A new National Institutes of Health grant will support James Coffman's work on the regulation of cortisol, a naturally occurring steroid that governs how the body responds to stress. PHOTO COURTESY OF MDI BIOLAB

Grant supports cortisol research



BAR HARBOR —MDI Biological Laboratory scientist James Coffman has received a two-year grant totaling $166,000 from the National Institutes of Health (NIH) for his research on the regulation of cortisol, a naturally occurring steroid that governs how the body responds to stress.

Coffman, a developmental biologist and an associate professor at the laboratory, studies why organisms exposed to chronic early-life stress are more vulnerable later in life — long after a source of stress has been removed — to inflammatory diseases like arthritis, asthma, cancer, diabetes, heart disease and even mental illness.

He uses the common aquarium fish, the zebrafish, as a model to study the gene regulatory circuitry by which chronic exposure to elevated cortisol affects the development of the neuroendocrine stress response system. The award will fund research on a specific gene, klf9, that the Coffman laboratory has shown to be activated by such exposure.

The zebrafish is an ideal model for such research because it is relatively easy and economical to work with and because it shares its stress response system with humans, along with the relevant regulatory genes and gene regulatory circuitry.

“The MDI Biological Laboratory is extraordinarily pleased to announce this award,” said MDI Biologicl Laboratory president Hermann Haller. “Dr. Coffman is engaged in basic research aimed at elucidating the pathways governing the stress response. Such research is critical to creating a reservoir of scientific knowledge that could one day lead to novel interventions or therapies to mitigate the adult effects of early-life stress.”

The award was made by the Eunice Kennedy Shriver National Institute of Child Health and Human Development.

Coffman will use the funds to assess klf9’s role in regulating the stress response by comparing wild zebrafish to genetically modified zebrafish that lack klf9 function. The aim of his research is to determine if klf9 is critical to the regulatory circuity controlling stress signaling and to provide a foundation for future research to further elucidate the regulatory networks governing the stress response.

“Dynamic regulation of the body’s stress response system is critical for healthy physiology,” Coffman said. “We have tantalizing evidence to suggest that klf9 is a key gene for understanding both the development and the regulation of the stress response system. This grant will allow us to figure out what it is doing.”

The body’s stress response system is typically turned off when a source of stress is removed, he explained. But if the system is chronically elevated during early development, it remains chronically active later in life. The inflammation and immune system dysregulation that result when the stress switch is permanently set to an “on” position set the stage for the development of chronic disease in later life.
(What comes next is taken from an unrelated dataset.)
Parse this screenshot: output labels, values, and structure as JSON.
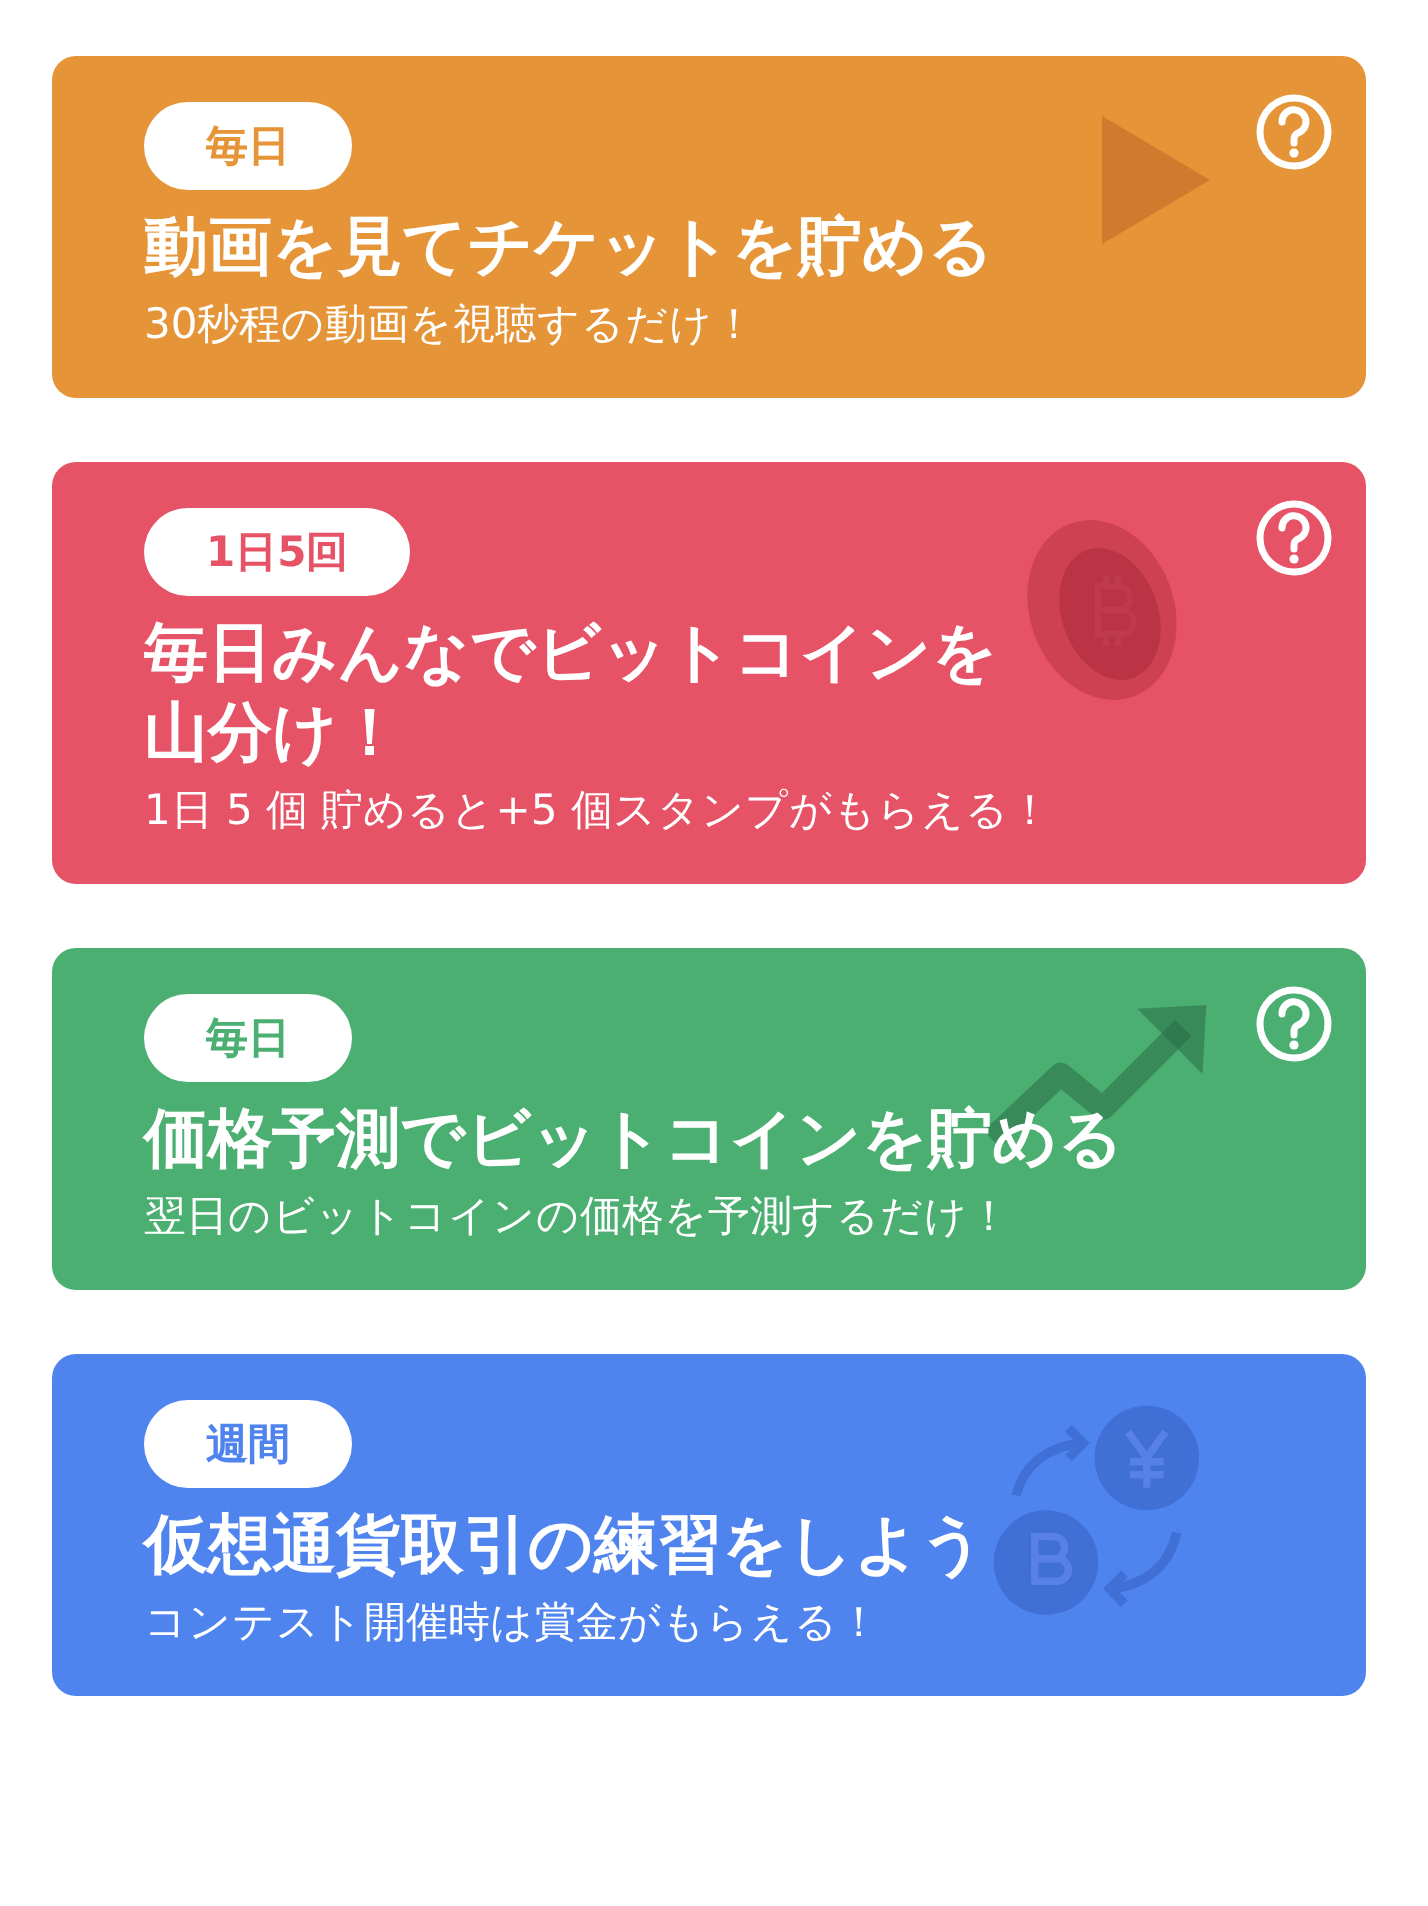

Coffman’s research also has implications for patients who are prescribed synthetic glucocorticoid drugs. While effective at suppressing inflammation over the short term, these widely prescribed drugs can have adverse health effects over the long term, particularly on metabolism — for example, by promoting the development of obesity and metabolic syndrome.

To understand and ultimately mitigate these effects, it will be necessary to gain an increased understanding of how the underlying gene regulatory networks are organized and how they function to control glucocorticoid signaling dynamics.